PureVolume: The band’s chemistry in this film is quite different than it was 10 years ago when you made “Some Kind of Monster.” What changed?
Lars Ulrich: The greatest thing that happened to this band is, more or less, all four of us became parents around the same time. So, what is it that happens when you become parents? You stop prioritizing yourself and you start prioritizing other people. As you become parents and you stop taking it all so seriously, you start becoming more comfortable with the human side of all this. Twenty years ago, we would come off stage and argue and finger wag each other, "You fucked up on song three! And that song was too fast! And you did this wrong!" All this type of stuff. Now we don't take it so seriously. Every day you go out and play your best, and do what you can. But we're humans and we're proud of that.





What inspired the idea to shoot this movie in IMAX 3D?

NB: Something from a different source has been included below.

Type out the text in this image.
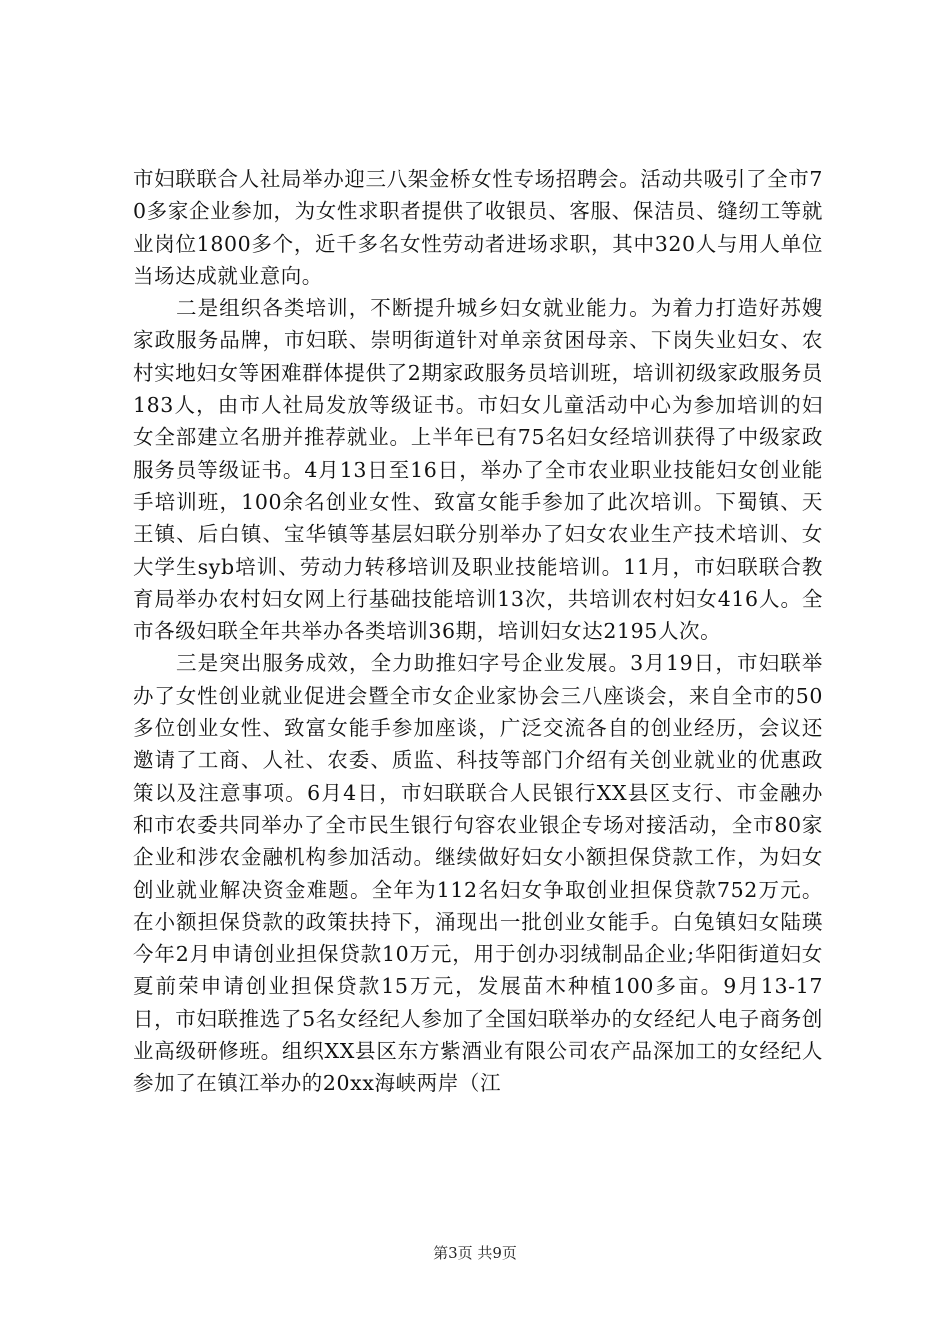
市妇联联合人社局举办迎三八架金桥女性专场招聘会。活动共吸引了全市70多家企业参加，为女性求职者提供了收银员、客服、保洁员、缝纫工等就业岗位1800多个，近千多名女性劳动者进场求职，其中320人与用人单位当场达成就业意向。

二是组织各类培训，不断提升城乡妇女就业能力。为着力打造好苏嫂家政服务品牌，市妇联、崇明街道针对单亲贫困母亲、下岗失业妇女、农村实地妇女等困难群体提供了2期家政服务员培训班，培训初级家政服务员183人，由市人社局发放等级证书。市妇女儿童活动中心为参加培训的妇女全部建立名册并推荐就业。上半年已有75名妇女经培训获得了中级家政服务员等级证书。4月13日至16日，举办了全市农业职业技能妇女创业能手培训班，100余名创业女性、致富女能手参加了此次培训。下蜀镇、天王镇、后白镇、宝华镇等基层妇联分别举办了妇女农业生产技术培训、女大学生syb培训、劳动力转移培训及职业技能培训。11月，市妇联联合教育局举办农村妇女网上行基础技能培训13次，共培训农村妇女416人。全市各级妇联全年共举办各类培训36期，培训妇女达2195人次。

三是突出服务成效，全力助推妇字号企业发展。3月19日，市妇联举办了女性创业就业促进会暨全市女企业家协会三八座谈会，来自全市的50多位创业女性、致富女能手参加座谈，广泛交流各自的创业经历，会议还邀请了工商、人社、农委、质监、科技等部门介绍有关创业就业的优惠政策以及注意事项。6月4日，市妇联联合人民银行XX县区支行、市金融办和市农委共同举办了全市民生银行句容农业银企专场对接活动，全市80家企业和涉农金融机构参加活动。继续做好妇女小额担保贷款工作，为妇女创业就业解决资金难题。全年为112名妇女争取创业担保贷款752万元。在小额担保贷款的政策扶持下，涌现出一批创业女能手。白兔镇妇女陆瑛今年2月申请创业担保贷款10万元，用于创办羽绒制品企业;华阳街道妇女夏前荣申请创业担保贷款15万元，发展苗木种植100多亩。9月13-17日，市妇联推选了5名女经纪人参加了全国妇联举办的女经纪人电子商务创业高级研修班。组织XX县区东方紫酒业有限公司农产品深加工的女经纪人参加了在镇江举办的20xx海峡两岸（江

第3页 共9页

Well, 3D, nowadays, as you know, can be pretty cheesy—like, here I am sticking my yogurt spoon in your face. That kind of nonsense. The 3D element is really about immersion and being onstage and being a part of the concert rather than watching. When it was time to do this movie we thought that if we could add that element to it then it would make it more interesting. You know us—we always try to see what we can do to reinvent the wheel.
Did the director Nimrod Antal come up with the idea to mash up what are basically two different movies?
He’s the one who dreamt up the story of Trip. We knew we had a partner with him right away because he just had that mad Hungarian look in his eyes and it was just kind of cool. The rest of it we just sort of made up as we went along with all the people around us pulling out what hair they had left out. This was a very, very impulsive undertaking. Making movies is a very different beast than making a record. You have to do a lot of planning. There was nothing that was fucking planned around here. We were making this shit up as we were going along more than ever.
It seems a lot of people like the concert footage but aren’t so sure about the narrative you weave through it.
I think ultimately what happened was the reason Some Kind of Monster  resonated with so many people was because there was this dramatic arc to it that nobody could have ever predicted. It wasn't really about a rock and roll band. It's a movie about relationships. It feels like with the crop of new movies coming out—I don't want to be disrespectful to anyone—but the Justin Bieber and Katy Perry and Miley Cyrus and all those movies were like, here we are onstage and here's some backstage footage and us getting out of a limo or out a plane or prayer circles or whatever it is. We just felt there's got to be something else you can do. With Some Kind of Monster it felt like there was a story there. So there's a story that's kind of interweaved in here.





The film ends with a bit of a cliffhanger. What can you tell us about it without spoiling it for those who haven’t seen it?
My favorite thing is at least every other interviewer asks, "So what's in the bag?" I have no fucking idea. The only person who knows what's in the bag is Dane DeHaan. I've got a feeling he may not tell. He may take that to his grave.